We evaluate the cost-effectiveness of human papillomavirus (HPV) self-collection (followed by scheduling assistance for those who were HPV+ or inconclusive) compared with scheduling assistance only and usual care among underscreened persons with a cervix (PWAC). A decision tree analysis was used to estimate the incremental cost-effectiveness ratios (ICER), or the cost per additional PWAC screened, from the Medicaid/state and clinic perspectives. A hypothetical cohort represented 90,807 low-income, underscreened individuals. Costs and health outcomes were derived from the MyBodyMyTest-3 randomized trial except the usual care health outcomes were derived from literature. We performed probabilistic sensitivity analyses (PSA) to evaluate model uncertainty.
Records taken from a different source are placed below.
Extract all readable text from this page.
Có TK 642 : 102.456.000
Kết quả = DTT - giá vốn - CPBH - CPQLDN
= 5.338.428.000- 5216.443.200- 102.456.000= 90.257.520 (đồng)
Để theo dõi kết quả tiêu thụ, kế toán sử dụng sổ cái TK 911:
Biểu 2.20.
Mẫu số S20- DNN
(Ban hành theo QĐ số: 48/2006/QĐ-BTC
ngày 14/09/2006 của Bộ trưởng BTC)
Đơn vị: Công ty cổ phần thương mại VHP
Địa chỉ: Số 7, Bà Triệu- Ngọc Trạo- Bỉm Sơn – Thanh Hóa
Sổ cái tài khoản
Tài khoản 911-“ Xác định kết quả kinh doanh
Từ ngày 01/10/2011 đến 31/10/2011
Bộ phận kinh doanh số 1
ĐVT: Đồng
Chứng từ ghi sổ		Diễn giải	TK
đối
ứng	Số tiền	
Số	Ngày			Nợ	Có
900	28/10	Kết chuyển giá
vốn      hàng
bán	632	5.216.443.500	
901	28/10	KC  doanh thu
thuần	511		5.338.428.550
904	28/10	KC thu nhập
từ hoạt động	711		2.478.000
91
Screening uptake was highest in the self-collection alternative (n = 65,721), followed by the scheduling assistance alternative (n = 34,003) and usual care (n = 18,161). The self-collection alternative costs less and was more effective than the scheduling assistance alternative from the Medicaid/state perspective. Comparing the self-collection alternative with usual care, the ICERs were $284 per additional PWAC screened from the Medicaid/state perspective and $298 per additional PWAC screened from the clinic perspective. PSAs demonstrated that the self-collection alternative was cost-effective compared with usual care at a willingness-to-pay threshold of $300 per additional PWAC screened in 66% of simulations from the Medicaid/state perspective and 58% of simulations from the clinic perspective. Compared with usual care and scheduling assistance, mailing HPV self-collection kits to underscreened individuals appears to be cost-effective in increasing screening uptake. This is the first analysis to demonstrate the cost-effectiveness of mailed self-collection in the United States.